In chapter 4, a new approach to improve the prediction of protein function in terms of biological processes is developed that is particularly attractive for sparsely annotated plant genomes. The combination of the network-based prediction method Bayesian Markov Random Field (BMRF) with the sequence-based prediction method Argot2 shows significantly improved performance compared to each of the methods separately, as well as compared to Blast2GO. The approach was applied to predict biological processes for the proteomes of rice, barrel clover, poplar, soybean and tomato. Analysis of the relationships between sequence similarity and predicted function similarity identifies numerous cases of divergence of biological processes in which proteins are involved, in spite of sequence similarity. Examples of potential divergence are identified for various biological processes, notably for processes related to cell development, regulation, and response to chemical stimulus. Such divergence in biological process annotation for proteins with similar sequences should be taken into account when analyzing plant gene and genome evolution. This way, the integration of network-based and sequence-based function prediction will strengthen the analysis of evolutionary relationships of plant genomes.
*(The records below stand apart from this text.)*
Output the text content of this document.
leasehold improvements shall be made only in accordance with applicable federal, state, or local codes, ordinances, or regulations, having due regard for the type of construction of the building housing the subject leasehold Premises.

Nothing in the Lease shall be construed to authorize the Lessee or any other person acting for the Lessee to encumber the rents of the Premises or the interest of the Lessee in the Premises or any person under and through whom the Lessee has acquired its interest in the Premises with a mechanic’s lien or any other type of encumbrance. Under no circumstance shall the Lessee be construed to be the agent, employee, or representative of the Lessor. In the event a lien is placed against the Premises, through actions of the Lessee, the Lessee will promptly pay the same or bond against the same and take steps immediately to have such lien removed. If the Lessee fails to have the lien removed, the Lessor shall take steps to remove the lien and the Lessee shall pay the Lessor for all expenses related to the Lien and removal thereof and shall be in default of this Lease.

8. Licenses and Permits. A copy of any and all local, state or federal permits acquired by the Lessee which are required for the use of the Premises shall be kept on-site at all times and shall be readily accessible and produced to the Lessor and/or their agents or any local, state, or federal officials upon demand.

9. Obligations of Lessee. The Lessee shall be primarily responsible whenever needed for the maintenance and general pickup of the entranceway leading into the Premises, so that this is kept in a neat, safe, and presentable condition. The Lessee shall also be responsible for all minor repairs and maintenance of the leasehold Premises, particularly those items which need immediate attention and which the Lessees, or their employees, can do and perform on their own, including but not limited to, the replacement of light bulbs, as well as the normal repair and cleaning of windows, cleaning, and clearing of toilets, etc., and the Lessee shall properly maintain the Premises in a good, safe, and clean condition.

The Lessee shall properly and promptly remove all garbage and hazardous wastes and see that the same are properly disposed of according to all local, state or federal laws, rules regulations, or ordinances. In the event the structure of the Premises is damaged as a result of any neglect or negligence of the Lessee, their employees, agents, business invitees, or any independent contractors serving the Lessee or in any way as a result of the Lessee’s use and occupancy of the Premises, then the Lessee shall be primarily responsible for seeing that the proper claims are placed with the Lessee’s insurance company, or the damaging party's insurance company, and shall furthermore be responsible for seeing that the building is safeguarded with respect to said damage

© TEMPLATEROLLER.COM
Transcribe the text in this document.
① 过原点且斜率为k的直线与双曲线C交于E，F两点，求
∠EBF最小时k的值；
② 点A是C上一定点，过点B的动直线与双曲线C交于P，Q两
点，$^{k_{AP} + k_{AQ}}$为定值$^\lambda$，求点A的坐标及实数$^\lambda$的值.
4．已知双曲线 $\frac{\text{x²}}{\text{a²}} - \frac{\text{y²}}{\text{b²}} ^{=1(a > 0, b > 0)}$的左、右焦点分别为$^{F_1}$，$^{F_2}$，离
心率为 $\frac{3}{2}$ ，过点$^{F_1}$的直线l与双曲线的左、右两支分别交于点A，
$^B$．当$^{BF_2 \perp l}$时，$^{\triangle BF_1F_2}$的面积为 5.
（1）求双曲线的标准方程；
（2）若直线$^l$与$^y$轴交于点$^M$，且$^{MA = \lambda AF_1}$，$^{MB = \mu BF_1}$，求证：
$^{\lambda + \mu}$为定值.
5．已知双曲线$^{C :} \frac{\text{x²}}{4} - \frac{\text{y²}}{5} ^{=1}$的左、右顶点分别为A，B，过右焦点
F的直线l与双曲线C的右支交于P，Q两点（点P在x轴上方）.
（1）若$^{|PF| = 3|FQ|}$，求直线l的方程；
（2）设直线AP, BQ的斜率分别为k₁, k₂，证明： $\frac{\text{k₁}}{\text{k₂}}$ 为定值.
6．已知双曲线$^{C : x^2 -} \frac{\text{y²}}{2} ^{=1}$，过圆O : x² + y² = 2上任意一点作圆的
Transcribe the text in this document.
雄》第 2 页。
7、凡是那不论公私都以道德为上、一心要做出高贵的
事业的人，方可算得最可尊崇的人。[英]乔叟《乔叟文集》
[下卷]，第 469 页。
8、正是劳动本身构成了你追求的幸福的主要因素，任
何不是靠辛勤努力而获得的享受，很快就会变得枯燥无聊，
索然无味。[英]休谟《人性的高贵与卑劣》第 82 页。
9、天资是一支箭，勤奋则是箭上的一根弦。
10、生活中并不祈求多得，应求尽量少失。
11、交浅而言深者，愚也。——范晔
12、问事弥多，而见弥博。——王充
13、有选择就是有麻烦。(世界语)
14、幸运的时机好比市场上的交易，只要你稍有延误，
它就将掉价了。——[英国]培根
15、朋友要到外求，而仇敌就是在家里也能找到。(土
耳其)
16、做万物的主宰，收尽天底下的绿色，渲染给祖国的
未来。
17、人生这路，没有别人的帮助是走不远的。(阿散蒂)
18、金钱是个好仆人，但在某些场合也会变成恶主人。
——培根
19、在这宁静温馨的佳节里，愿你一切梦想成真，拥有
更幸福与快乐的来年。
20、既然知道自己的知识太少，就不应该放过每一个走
In chapter 5 the influence of network topology on network-based function prediction algorithms is investigated. The analysis of biological networks using algorithms such as Bayesian Markov Random Field (BMRF) is a valuable predictor of the biological processes that proteins are involved in. The topological properties and constraints that determine prediction performance in such networks are however largely unknown. This chapter presents analyses based on network centrality measures, such as node degree, to evaluate the performance of BMRF upon progressive removal of highly connected hub nodes (pruning). Three different protein-protein interaction networks with data from Arabidopsis, human and yeast were analyzed. All three show that the average prediction performance can improve significantly. The chapter paves the way for further improvement of network-based function prediction methods based on node pruning.
Chapter 6 discusses the results and methods developed in this thesis in the context of the vast amount of generated sequencing data. Sequencing or re-sequencing a (plant) genome has become fairly straightforward and affordable, but the interpretation for subsequent use of this sequence data is far from trivial. The topics addressed in this thesis, annotation of function, analysis of genome structure and identifying genomic variation, focus on this main bottleneck of biological research. Issues discussed in connection with this work and its future are data accuracy, error propagation, possible improvements and future implications for biological research in crop plants. In particular the shift of costs from sequencing to downstream analyses, with functional genome annotation as essential step, is covered. One of the biggest challenges biology and bioinformatics will face is the integration of results from such downstream analyses and other sources into a complete picture. Only this will allow understanding of complex biological systems.